La toxine botulique injectée dans les masséters est de plus en plus proposée contre le serrement des dents. Est-ce mieux que la rééducation ? Voici ce que chaque approche fait réellement, et pour qui.
La toxine botulique affaiblit temporairement les masséters : elle réduit la force du serrement et souvent la douleur, pendant 3 à 6 mois, puis l'effet s'épuise et l'injection doit être répétée. La kinésithérapie agit sur la fonction (relâchement, mobilité, prise de conscience du serrement, gestion des déclencheurs) avec un effet qui se construit et se maintient. Elles ne s'opposent pas : la rééducation est le socle, la toxine un appoint dans les formes sévères et résistantes.
Injectée dans les masséters (parfois les temporaux) par un médecin, la toxine bloque partiellement la contraction musculaire. Les études montrent une réduction de l'intensité des épisodes de serrement et de la douleur chez une partie des patients, mais pas une disparition du bruxisme lui-même, qui est commandé par le système nerveux pendant le sommeil.
La rééducation ne cherche pas à affaiblir le muscle mais à changer son comportement : thérapie manuelle pour lever les tensions, exercices de mobilité et de contrôle, apprentissage de la position de repos (langue au palais, dents desserrées), travail sur les céphalées et les tensions cervicales associées, et prise de conscience du serrement diurne.
Ses atouts : elle traite l'ensemble du tableau (douleur, mobilité, maux de tête, cou), ses effets persistent après les séances parce que vous avez appris à faire autrement, et elle est partiellement remboursée par la mutuelle.
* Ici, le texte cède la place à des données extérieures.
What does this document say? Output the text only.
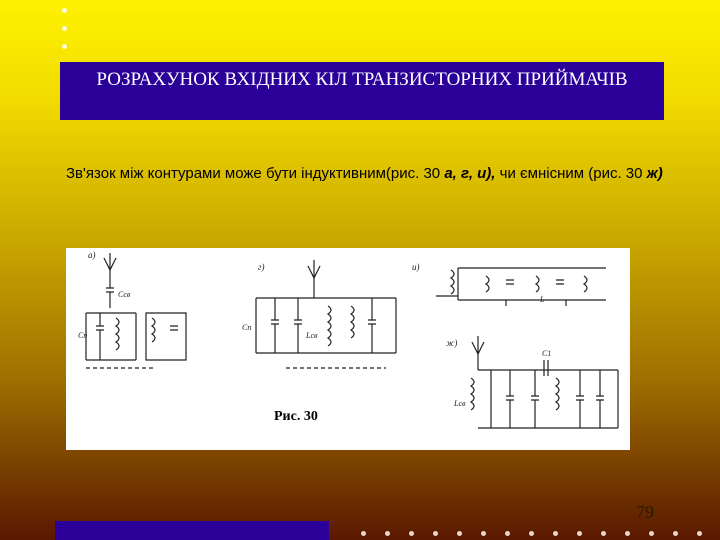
РОЗРАХУНОК ВХІДНИХ КІЛ ТРАНЗИСТОРНИХ ПРИЙМАЧІВ
Зв'язок між контурами може бути індуктивним(рис. 30 а, г, и), чи ємнісним (рис. 30 ж)
а)
Cсв
Cп
г)
Cп
Lсв
и)
L
ж)
Lсв
C1
Рис. 30
79
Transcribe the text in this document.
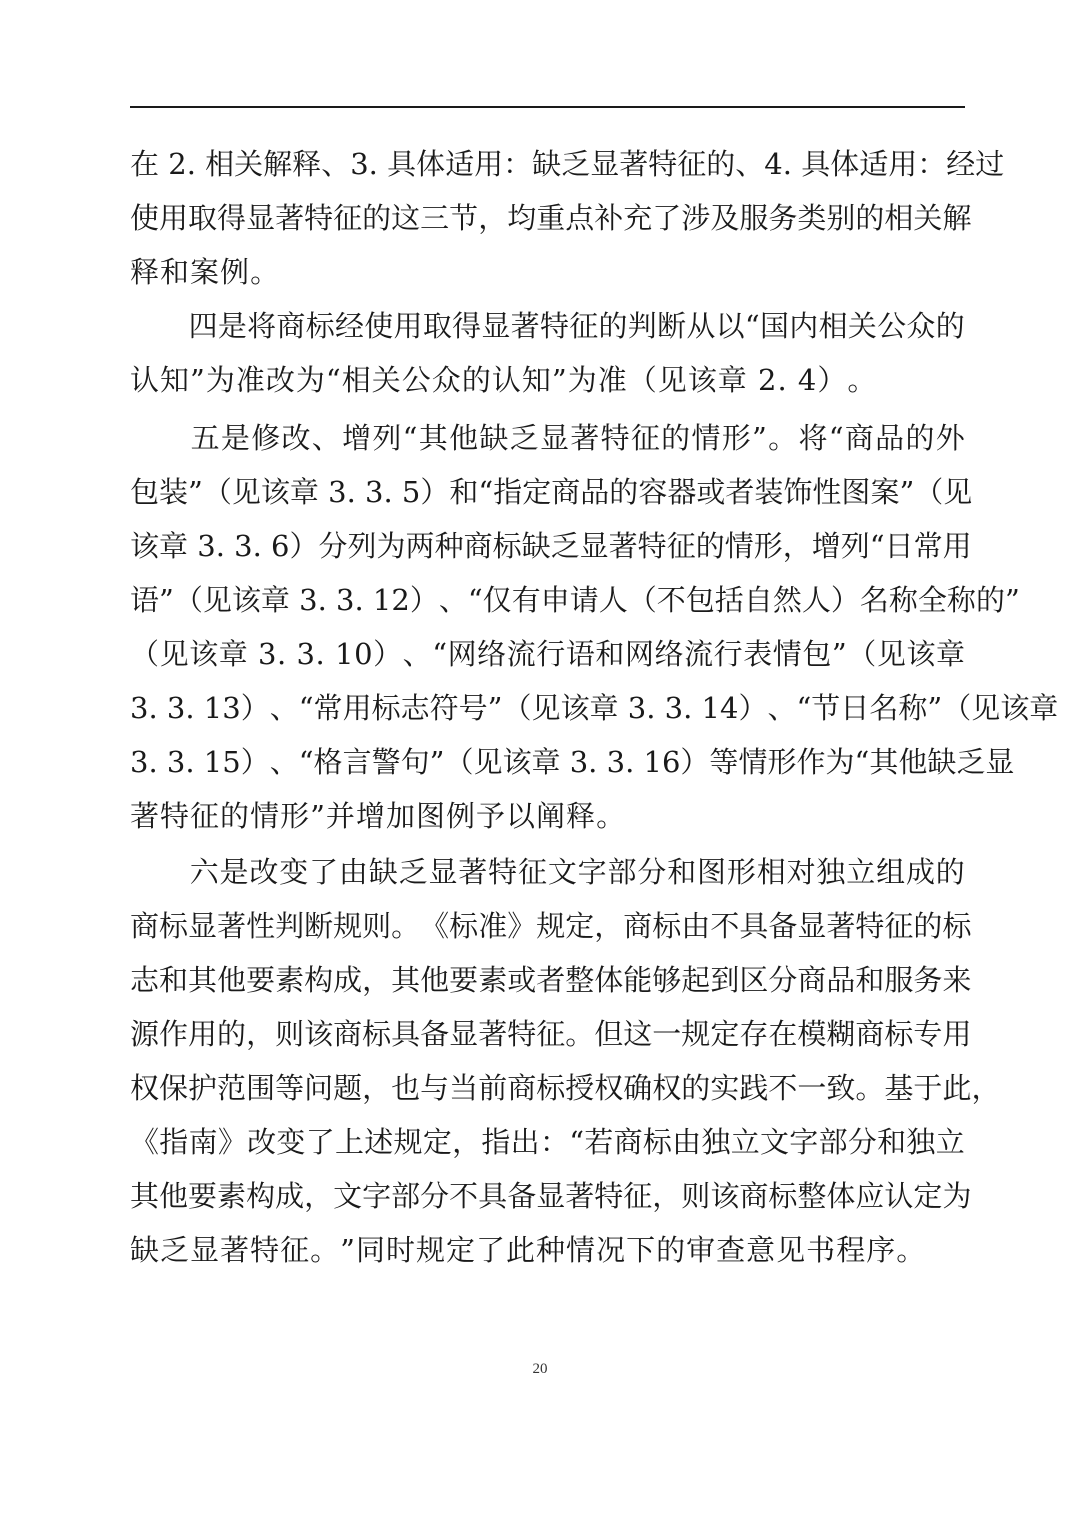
在
2 .
相 关 解 释 、 3 .
具 体 适 用 ： 缺 乏 显 著 特 征 的 、 4 .
具 体 适 用 ： 经 过
使 用 取 得 显 著 特 征 的 这 三 节 ， 均 重 点 补 充 了 涉 及 服 务 类 别 的 相 关 解
释 和 案 例 。

四 是 将 商 标 经 使 用 取 得 显 著 特 征 的 判 断 从 以 “ 国 内 相 关 公 众 的
认 知 ” 为 准 改 为 “ 相 关 公 众 的 认 知 ” 为 准 （ 见 该 章
2 .
4 ） 。

五 是 修 改 、 增 列 “ 其 他 缺 乏 显 著 特 征 的 情 形 ” 。 将 “ 商 品 的 外
包 装 ” （ 见 该 章
3 .
3 .
5 ） 和 “ 指 定 商 品 的 容 器 或 者 装 饰 性 图 案 ” （ 见
该 章
3 .
3 .
6 ） 分 列 为 两 种 商 标 缺 乏 显 著 特 征 的 情 形 ， 增 列 “ 日 常 用
语 ” （ 见 该 章
3 .
3 .
1 2 ） 、 “ 仅 有 申 请 人 （ 不 包 括 自 然 人 ） 名 称 全 称 的 ”
（ 见 该 章
3 .
3 .
1 0 ） 、 “ 网 络 流 行 语 和 网 络 流 行 表 情 包 ” （ 见 该 章
3 .
3 .
1 3 ） 、 “ 常 用 标 志 符 号 ” （ 见 该 章
3 .
3 .
1 4 ） 、 “ 节 日 名 称 ” （ 见 该 章
3 .
3 .
1 5 ） 、 “ 格 言 警 句 ” （ 见 该 章
3 .
3 .
1 6 ） 等 情 形 作 为 “ 其 他 缺 乏 显
著 特 征 的 情 形 ” 并 增 加 图 例 予 以 阐 释 。

六 是 改 变 了 由 缺 乏 显 著 特 征 文 字 部 分 和 图 形 相 对 独 立 组 成 的
商 标 显 著 性 判 断 规 则 。 《 标 准 》 规 定 ， 商 标 由 不 具 备 显 著 特 征 的 标
志 和 其 他 要 素 构 成 ， 其 他 要 素 或 者 整 体 能 够 起 到 区 分 商 品 和 服 务 来
源 作 用 的 ， 则 该 商 标 具 备 显 著 特 征 。 但 这 一 规 定 存 在 模 糊 商 标 专 用
权 保 护 范 围 等 问 题 ， 也 与 当 前 商 标 授 权 确 权 的 实 践 不 一 致 。 基 于 此 ，
《 指 南 》 改 变 了 上 述 规 定 ， 指 出 ： “ 若 商 标 由 独 立 文 字 部 分 和 独 立
其 他 要 素 构 成 ， 文 字 部 分 不 具 备 显 著 特 征 ， 则 该 商 标 整 体 应 认 定 为
缺 乏 显 著 特 征 。 ” 同 时 规 定 了 此 种 情 况 下 的 审 查 意 见 书 程 序 。
20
Méfiez-vous des offres esthétiques qui présentent l'injection comme « le » traitement du bruxisme : elle en masque la force, elle n'en traite ni la cause ni la mécanique.
Le bilan évalue le tonus des masséters, la mobilité de la mâchoire et les facteurs d'entretien. Le traitement combine thérapie manuelle, exercices et conseils, en coordination avec votre dentiste et, si besoin, votre médecin.
Non. La toxine botulique réduit temporairement la force de contraction des masséters, donc l'intensité du serrement et souvent la douleur. Le bruxisme lui-même, commandé par le système nerveux pendant le sommeil, persiste : l'effet s'épuise en 3 à 6 mois et l'injection doit être répétée.
Selon le praticien et les doses, comptez généralement plusieurs centaines d'euros par session, non remboursées dans cette indication, à renouveler tous les 4 à 6 mois. La kinésithérapie, elle, est partiellement remboursée par la mutuelle.
Oui, et c'est souvent la bonne stratégie dans les formes sévères : l'injection réduit la force du serrement pendant que la rééducation restaure la mobilité, lève les tensions associées et travaille les habitudes. La rééducation peut aider à espacer les injections.
Les effets indésirables les plus fréquents sont une fatigue à la mastication et, plus rarement, une asymétrie transitoire du sourire. À force de répétition, l'affaiblissement du muscle peut modifier le contour du visage. D'où l'intérêt de réserver la toxine aux formes résistantes.